2. Sifat Keanggotaan Koperasi Berikut
ini sifat keanggotaan koperasi.
a.
Terbuka dan sukarela.
b.
Dapat diperoleh dan diakhiri setelah
syarat-syarat dalam anggaran dasar terpenuhi.
c.
Tidak dapat dipindahtangankan.
3. Berakhirnya Keanggotaan Koperasi
Keanggotaan koperasi dinyatakan berakhir apabila
seperti berikut ini.
a.
Meninggal dunia.
b.
Meminta berhenti karena kehendak
sendiri.
c.
Diberhentikan pengurus karena tidak
memenuhi syarat keanggotaan.
4. Kewajiban Anggota Koperasi Tercantum
dalam Pasal 20 UU No. 25 Tahun 1992 Berikut ini
kewajiban bagi anggota koperasi.
a.
Mematuhi anggaran dasar dan anggaran
rumah tangga serta keputusan yang telah disepakati rapat anggota.
b.
Berpartisipasi dalam kegiatan usaha
yang diselenggarakan koperasi.
c.
Mengembangkan dan memelihara
kebersamaan berdasarkan atas asas kekeluargaan.
5. Hak Anggota Koperasi Menurut Pasal
20 UU No. 25 Tahun 1992 Selain mempunyai kewajiban,
anggota juga mempunyai hak seperti berikut ini.
a.
Menghadiri dan menyatakan pendapat
serta memberikan suara dalam rapat anggota.
b.
Memilih dan atau dipilih menjadi
anggota pengurus atau pengawas.
c.
Meminta diadakan rapat anggota
menurut ketentuan dalam anggaran dasar.
d.
Mengemukakan pendapat atau saran
kepada pengurus di luar rapat anggota baik diminta maupun tidak diminta.
e.
Memanfaatkan koperasi dan mendapat
pelayanan yang sama antaranggota.
f.
Mendapatkan keterangan mengenai
perkembangan koperasi menurut ketentuan dalam anggaran dasar.
D. Permintaan
Menjadi Anggota Koperasi
Setiap orang
yang ingin menjadi anggota koperasi perlu mempelajari lebih dahulu maksud dan
tujuan koperasi tersebut, terutama mengenai syarat-syarat keanggotaan dan hak
serta kewajibannya sebagai anggota.
1.
Jika persyaratan sudah diterima,
selanjutnya calon mengisi formulir pendaftaran dikoperasi tersebut.
2.
Jika pengurus menyetujui perminyaan
calon anggota, maka selanjutnya harus diberitahukan kepada yang bersangkutan
mulai saat tersebut dapat diterima menjadi anggota koperasi.
3.
Bila permohonan seseorang menjadi
anggota koperasi ditolak, maka pencalonannya sebagai anggota dapat diajukan
kembali dalam RA yang akan datang, dan keputusannya akan mengikat pengurus
untuk memenuhinya.
E. Bukti
Keanggotaan Koperasi
Buku daftar
anggota merupakan salah satu yang ditetapkan oleh UU Koperasi, karena buku
daftar anggota memuat tentang nama lengkap, umur, mata pencaharian, tempat
tinggal, tanggal masuk menjadi anggota, cap ibu jari kiri atau tanda tangan
anggota, sebab diberhentikannya seorang anggota, tanda tangan ketua dan tanggal
dibubuhinya tanda tangan tersebut.
F. Permodalan
Koperasi
1. Sumber –
Sumber Modal Koperasi
a.
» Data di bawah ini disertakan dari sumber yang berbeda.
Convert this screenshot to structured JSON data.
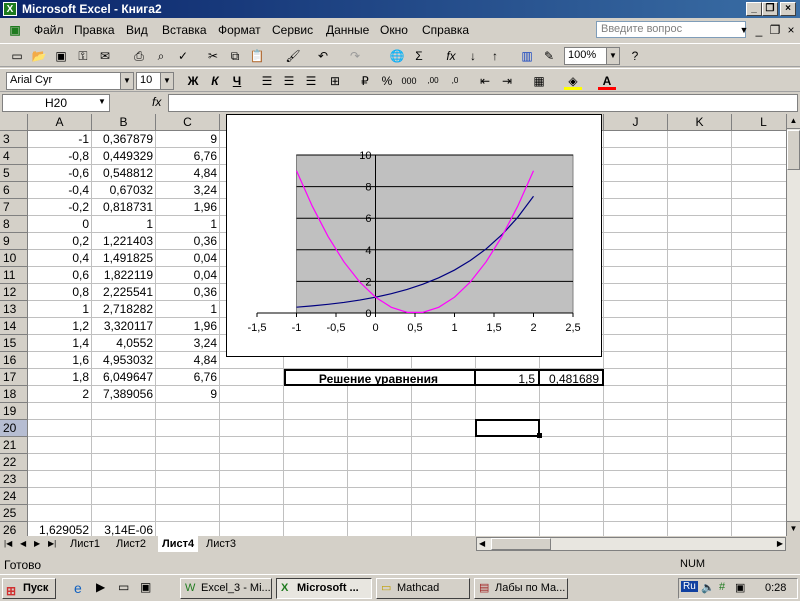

Modal Dasar
Tujuan utama
mendirikan sebuah organisasi koperasi adalah untuk mengakumulasikan potensi
keuangan para pendiri dan anggotanya yang meskipun pada awalnya berjumlah kecil
tetapi tetap ada.
b. Modal
Sendiri
1) Simpanan Pokok
Simpanan
pokok adalah sejumlah uang yang wajib disetorkan ke dalam kas koperasi oleh
para pendiri atau anggota koperasi pada saat masuk menjadi anggota. Simpanan
pokok tidak dapat ditarik kembali oleh anggota koperasi tersebut selama yang
bersangkutan masih tercatat menjadi anggota koperasi.
2) Simpanan Wajib
Konsekwensi
dari simpanan ini adalah harus dilakukan oleh semua anggota koperasi yang dapat
disesuaikan besar kecilnya dengan tujuan usaha koperasi dan kebutuhan dana yang
hendak dikumpulkan, arena itu akumulasi simpanan wajib para anggota harus
diarahkan mencapai jumlah tertentu agar dapat menunjang kebutuhan dana yang
akan digunakan menjalankan usaha koperasi.
3) Dana Cadangan
Dana
cadangan ialah sejumlah uang yang diperoleh dari sebagian hasil usaha yang
tidak dibagikan kepad anggoya; tujuannya adalah untuk memupuk modal sendiri
yang dapat digunakan sewaktu-waktu apabila koperasi membutuhkan dana secara
mendadak atau menutup kerugian dalam usaha.
4) Hibah
Hibah adalah
bantuan, sumbangan atau pemberian cuma-cuma yang tida mengharapkan pengembalian
atau pembalasan dalam bentuk apapun. Siapa pun dapat memberikan hibah kepada
koperasi dalam bentuk apapun sepanjang memiliki pengertian seperti itu; untuk
menghindarkan koperasi menjadi tergantung dengan pemberi hibah sehingga dapat
mengganggu prinsip-prisnsip dan asas koperasi.
c.
Modal Pinjaman
1) Pinjaman dari Anggota
Pinjaman
yang diperoleh dari anggota koperasi dapat disamakan dengan simpanan sukarela
anggota. Kalau dalam simpanan sukarela, maka besar kecil dari nilai yang
disimpan tergantung dari kerelaan anggota. sebaliknya dalam pinjaman, koperasi
meminjam senilai uang atau yang dapat dinilai dengan uang yang berasal dari
anggota.
2) Pinjaman dari Koperasi Lain
Pada
dasarnya diawali dengan adanya kerja sama yang dibuat oleh sesama badan usaha
koperasi untuk saling membantu dalam bidang kebutuhan modal. Bentuk dan lingkup
kerja sama yang dibuat bisa dalam lingkup yang luas atau dalam lingkup yang
sempit; tergantung dari kebutuhan modal yang diperlukan.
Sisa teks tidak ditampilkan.